To run cfn-init you need to call it from insight the user data instructions or as part of any of the start-up processes of your own image.

You might like to know that the user data instructions are ‘magically’ executed by cloud-init. Cloud-init is an open source package that is widely used for the bootstrapping of cloud instances and we can dive deeper into this tool set in another post.

Cfn-init accepts a number of command line options. As a minimum you need to provide the name of the CloudFormation stack and the name of the element that contains the instance metadata instructions.

/opt/aws/bin/cfn-init -v --stack YourStackName --resource YourResourceName

This either is the launch configuration or an EC2 instance definition inside the CloudFormation template.
It is important for you to understand that the instance itself does not get ‘seeded’ with the template instructions as part of the launch. In fact: the instance itself has no appreciation of the fact that its launch was initiated by CloudFormation. Instead, the cfn-init script reaches out to the public CloudFormation api endpoint to retrieve the template instructions. This is important to realize if you are launching your instance inside a VPC that has no connectivity to the internet or provides the connectivity via a proxy server that requires explicit configuration.

Configuration sets

CloudFormation init instructions can be grouped into multiple configuration sets.
I strongly suggest you take advantage of this functionality to support the separation of concerns and enable reuse of template fragments.
With its procedural template instructions, CloudFormation doesn’t necessarily support DRY coding practices – and neither is it supposed to do so.
However, if your set-up requires a common set of applications or configurations installed and configured on each instance (think anti-virus, compliance or log forwarding agents, etc.), you are well placed to keep those parts separated in their own configuration set. In combination with a centralised source control management system or an advanced text editor like sublime or notepad++, you can then fairly easy maintain and quickly re-use those common parts of your stack.
Bear in mind though that this isn’t the only solution to ensure common components are always rolled into the stack. In a previous post I have written about the advantages and trade-offs for scripted launches of instances vs the use of pre-baked, customised machine images.
Above solution doesn’t scale well for larger environments. If you want to automate your infrastructure across tens or hundreds of templates, you will soon hit the limits. As your environment requires patching, and you start re-factoring your code fragments, you need to ensure that every stack in your environment is kept up-to-date.
Once you have reached that point, you will start to investigate the use of continuous integration solutions that hook into AWS for a more automated management of stacks across multiple environments.

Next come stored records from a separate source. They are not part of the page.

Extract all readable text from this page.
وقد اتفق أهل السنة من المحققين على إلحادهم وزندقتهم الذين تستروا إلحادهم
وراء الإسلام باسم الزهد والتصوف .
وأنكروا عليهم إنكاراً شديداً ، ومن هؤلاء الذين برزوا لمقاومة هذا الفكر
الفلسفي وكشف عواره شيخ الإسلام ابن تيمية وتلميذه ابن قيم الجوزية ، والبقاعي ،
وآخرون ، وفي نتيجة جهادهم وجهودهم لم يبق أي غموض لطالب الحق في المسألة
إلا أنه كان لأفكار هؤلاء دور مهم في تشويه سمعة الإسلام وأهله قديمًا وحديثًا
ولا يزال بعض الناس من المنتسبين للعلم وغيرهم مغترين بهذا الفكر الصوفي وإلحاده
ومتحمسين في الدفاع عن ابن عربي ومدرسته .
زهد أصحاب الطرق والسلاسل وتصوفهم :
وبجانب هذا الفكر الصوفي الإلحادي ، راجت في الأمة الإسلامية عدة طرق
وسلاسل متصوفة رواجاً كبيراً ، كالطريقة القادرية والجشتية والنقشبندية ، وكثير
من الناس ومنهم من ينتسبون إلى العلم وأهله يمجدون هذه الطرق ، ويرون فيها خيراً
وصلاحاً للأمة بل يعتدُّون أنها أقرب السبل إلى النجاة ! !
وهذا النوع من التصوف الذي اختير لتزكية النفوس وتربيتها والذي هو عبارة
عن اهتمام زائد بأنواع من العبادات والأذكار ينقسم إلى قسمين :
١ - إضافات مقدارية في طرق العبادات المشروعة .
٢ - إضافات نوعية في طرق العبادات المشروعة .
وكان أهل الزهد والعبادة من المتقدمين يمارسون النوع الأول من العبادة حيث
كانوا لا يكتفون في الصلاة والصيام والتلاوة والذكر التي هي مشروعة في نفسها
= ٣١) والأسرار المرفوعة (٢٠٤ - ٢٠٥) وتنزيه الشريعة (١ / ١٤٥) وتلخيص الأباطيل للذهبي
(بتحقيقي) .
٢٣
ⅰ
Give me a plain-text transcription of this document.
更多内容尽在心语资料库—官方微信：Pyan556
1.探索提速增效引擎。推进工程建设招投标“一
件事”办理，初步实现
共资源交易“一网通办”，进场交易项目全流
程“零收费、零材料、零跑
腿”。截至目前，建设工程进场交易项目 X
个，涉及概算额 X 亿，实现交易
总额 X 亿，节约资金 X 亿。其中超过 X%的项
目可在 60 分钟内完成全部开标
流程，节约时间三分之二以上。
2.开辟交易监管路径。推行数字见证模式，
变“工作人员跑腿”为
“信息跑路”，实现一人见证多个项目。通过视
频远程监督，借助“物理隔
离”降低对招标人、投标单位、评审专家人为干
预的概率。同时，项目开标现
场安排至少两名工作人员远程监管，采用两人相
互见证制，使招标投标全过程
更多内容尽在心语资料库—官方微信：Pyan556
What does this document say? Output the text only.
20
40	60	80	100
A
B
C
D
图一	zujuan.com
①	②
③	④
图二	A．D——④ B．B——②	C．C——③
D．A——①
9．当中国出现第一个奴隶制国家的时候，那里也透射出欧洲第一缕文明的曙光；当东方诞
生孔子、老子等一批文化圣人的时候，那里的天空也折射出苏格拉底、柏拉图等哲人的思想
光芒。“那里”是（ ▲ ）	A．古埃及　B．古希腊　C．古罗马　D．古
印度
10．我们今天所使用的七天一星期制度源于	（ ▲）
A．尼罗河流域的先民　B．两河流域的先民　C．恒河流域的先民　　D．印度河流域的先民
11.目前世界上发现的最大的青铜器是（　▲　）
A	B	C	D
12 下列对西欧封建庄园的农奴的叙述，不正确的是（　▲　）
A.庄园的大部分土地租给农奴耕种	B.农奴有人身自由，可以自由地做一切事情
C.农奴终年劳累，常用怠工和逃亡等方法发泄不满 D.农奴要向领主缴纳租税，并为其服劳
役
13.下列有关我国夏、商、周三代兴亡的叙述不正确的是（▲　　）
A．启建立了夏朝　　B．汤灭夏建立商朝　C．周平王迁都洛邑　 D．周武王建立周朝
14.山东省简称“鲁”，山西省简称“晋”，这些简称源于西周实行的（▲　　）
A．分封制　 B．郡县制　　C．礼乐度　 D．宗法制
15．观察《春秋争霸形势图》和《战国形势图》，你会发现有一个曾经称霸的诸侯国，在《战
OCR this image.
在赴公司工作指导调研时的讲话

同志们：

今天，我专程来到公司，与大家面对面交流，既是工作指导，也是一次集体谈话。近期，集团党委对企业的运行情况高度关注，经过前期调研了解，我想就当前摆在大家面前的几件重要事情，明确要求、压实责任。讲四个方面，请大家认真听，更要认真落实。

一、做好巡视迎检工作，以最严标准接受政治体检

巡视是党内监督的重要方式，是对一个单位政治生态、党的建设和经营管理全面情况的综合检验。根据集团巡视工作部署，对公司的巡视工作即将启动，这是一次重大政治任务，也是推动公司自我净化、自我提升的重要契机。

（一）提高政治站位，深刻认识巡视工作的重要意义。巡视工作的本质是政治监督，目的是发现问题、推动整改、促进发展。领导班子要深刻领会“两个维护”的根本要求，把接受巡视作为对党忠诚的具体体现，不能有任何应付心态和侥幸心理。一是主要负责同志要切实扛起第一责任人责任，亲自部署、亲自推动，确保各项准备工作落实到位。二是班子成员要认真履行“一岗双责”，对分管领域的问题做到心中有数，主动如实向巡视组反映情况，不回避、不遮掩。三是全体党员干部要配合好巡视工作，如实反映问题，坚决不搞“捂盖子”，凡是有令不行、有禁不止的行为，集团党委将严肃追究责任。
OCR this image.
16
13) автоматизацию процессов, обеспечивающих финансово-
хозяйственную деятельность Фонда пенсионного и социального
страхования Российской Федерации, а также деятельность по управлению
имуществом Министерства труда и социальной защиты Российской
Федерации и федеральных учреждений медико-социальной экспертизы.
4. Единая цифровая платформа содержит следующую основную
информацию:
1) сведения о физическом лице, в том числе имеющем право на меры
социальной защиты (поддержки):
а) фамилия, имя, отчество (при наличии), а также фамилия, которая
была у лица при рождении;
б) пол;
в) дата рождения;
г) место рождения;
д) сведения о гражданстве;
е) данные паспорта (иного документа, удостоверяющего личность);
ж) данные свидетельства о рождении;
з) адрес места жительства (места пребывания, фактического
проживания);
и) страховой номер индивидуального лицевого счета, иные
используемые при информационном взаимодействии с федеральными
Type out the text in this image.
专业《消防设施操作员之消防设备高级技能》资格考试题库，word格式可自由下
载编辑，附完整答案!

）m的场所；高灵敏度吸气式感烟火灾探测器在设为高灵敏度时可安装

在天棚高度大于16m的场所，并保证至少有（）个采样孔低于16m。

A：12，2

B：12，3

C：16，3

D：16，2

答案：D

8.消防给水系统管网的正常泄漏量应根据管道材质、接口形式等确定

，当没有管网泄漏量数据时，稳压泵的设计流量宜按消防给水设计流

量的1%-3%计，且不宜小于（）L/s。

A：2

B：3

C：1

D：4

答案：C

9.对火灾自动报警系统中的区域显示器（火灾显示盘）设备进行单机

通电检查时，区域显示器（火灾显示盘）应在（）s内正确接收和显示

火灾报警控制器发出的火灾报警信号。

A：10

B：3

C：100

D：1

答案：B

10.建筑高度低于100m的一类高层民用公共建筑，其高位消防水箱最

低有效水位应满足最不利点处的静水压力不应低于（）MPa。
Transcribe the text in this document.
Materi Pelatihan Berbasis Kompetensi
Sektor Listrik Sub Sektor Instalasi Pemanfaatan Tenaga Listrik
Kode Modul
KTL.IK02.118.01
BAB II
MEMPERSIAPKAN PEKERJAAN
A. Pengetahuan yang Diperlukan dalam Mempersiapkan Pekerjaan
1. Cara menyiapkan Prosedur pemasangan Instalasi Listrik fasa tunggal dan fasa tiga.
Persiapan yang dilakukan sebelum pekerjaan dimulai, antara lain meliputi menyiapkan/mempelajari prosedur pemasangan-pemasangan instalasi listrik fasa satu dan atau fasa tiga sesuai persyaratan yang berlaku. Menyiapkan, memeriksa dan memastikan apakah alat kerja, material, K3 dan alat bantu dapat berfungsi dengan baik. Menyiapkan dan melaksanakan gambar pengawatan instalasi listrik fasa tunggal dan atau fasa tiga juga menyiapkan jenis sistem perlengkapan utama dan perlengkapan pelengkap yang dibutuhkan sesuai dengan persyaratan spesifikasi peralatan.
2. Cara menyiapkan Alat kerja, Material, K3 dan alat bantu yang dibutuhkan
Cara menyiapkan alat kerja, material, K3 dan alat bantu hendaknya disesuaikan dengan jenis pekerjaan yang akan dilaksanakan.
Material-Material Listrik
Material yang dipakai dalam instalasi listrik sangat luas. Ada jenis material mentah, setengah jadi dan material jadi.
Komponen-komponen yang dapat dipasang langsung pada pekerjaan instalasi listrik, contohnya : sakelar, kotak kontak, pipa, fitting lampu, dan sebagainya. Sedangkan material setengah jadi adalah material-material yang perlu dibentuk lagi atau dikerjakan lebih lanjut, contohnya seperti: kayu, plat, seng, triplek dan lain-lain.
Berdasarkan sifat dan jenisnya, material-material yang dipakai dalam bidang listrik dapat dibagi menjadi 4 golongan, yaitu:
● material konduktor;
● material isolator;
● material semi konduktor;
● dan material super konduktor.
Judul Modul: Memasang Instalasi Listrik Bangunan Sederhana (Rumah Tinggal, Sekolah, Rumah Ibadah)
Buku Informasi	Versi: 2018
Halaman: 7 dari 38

Be mindful of alternatives

Which leads me nicely to my closing words. I am sure everyone is aware of the popular saying that goes along the line of:

‘if all you have has a tool is a hammer,
everything looks like a nail’.

Rest assured that your infrastructure and deployment solution is subject to the same paradigm. When I started with scripted deployments in AWS I made good use of the user data script. I partioned the various steps within my script and made it re-usable. I split it up into individual bash or powershell scripts that I deployed them to the instances and called them from within the user data or cascaded them amongst each other. And felt very clever! Until my fleet of instances started increasing. Therefore I discovered that a lot of the effort managing the fleet could be saved in using CloudFormation. As part of this the instance definitions moved to CloudFormation Init metadata and provided me with additional flexibility. CloudFormation Init then allowed me to define in a declarative way what actions I wanted to perform on an instance and in which order – much alike the YAM based cloud-init configuration, but at the scale of a whole stack, not just a single instance. No longer did I have to navigate to a specific directory, download a RPM package using wget or curl, install it using the package manager, ensure the application is started at boot time, and so on. Instead I can just provided declarative instructions inside one or more of the 7 supported configuration keys.
As discussed earlier, I yet again felt very smart, I started to organise my individual declarative instructions in configuration sets, managed them in a central repository for re-use, etc. Until, well, you can probably already guess it by now: until I discovered that it is worth considering the use of AWS Opsworks and Elastic Beanstalk resources inside CloudFormation stack. AWS Opsworks abstracts your configuration instructions further away from the declarative configuration in the init metadata. Using a managed Chef service you have access to a large variety of pre-defined recipes for the installation and configuration of additional components of your system.
Since those recipes are continuously maintained and updated by the wider community you don’t need to re-invent the wheel over and over again.
While I do have to admit that the re-invention of the wheel has served humankind quite well to date (imagine our cars would still use stone wheels), it is quite obvious that the wisdom and throughput of a whole community can be much higher then the capability of an individual.
The same can be said about Elastic Beanstalk. Where OpsWorks helped you to accelerate the deployment of common components, Elastic Beanstalk allows you to automate the resilient and scalable deployment of your application into the stack without you even having to describe or configure the details for load balancing and scaling.

In summary

The point I would like to make is that in a world where “the slow eats the fast”, we can never settle at a given solution at any given time. Our whole community, including AWS, is constantly evolving to allow organisations to innovate, develop and ship features at an ever increasing rate. This is achieved in the continuous abstraction away from the core underlying infrastructure and services and the combination of traditional features with new functionality and innovation.
To stay on top of the game as an IT professional there is the need to constantly challenge the status quo and, where applicable, make the leap of faith to investigate and learn new ways of doing our business.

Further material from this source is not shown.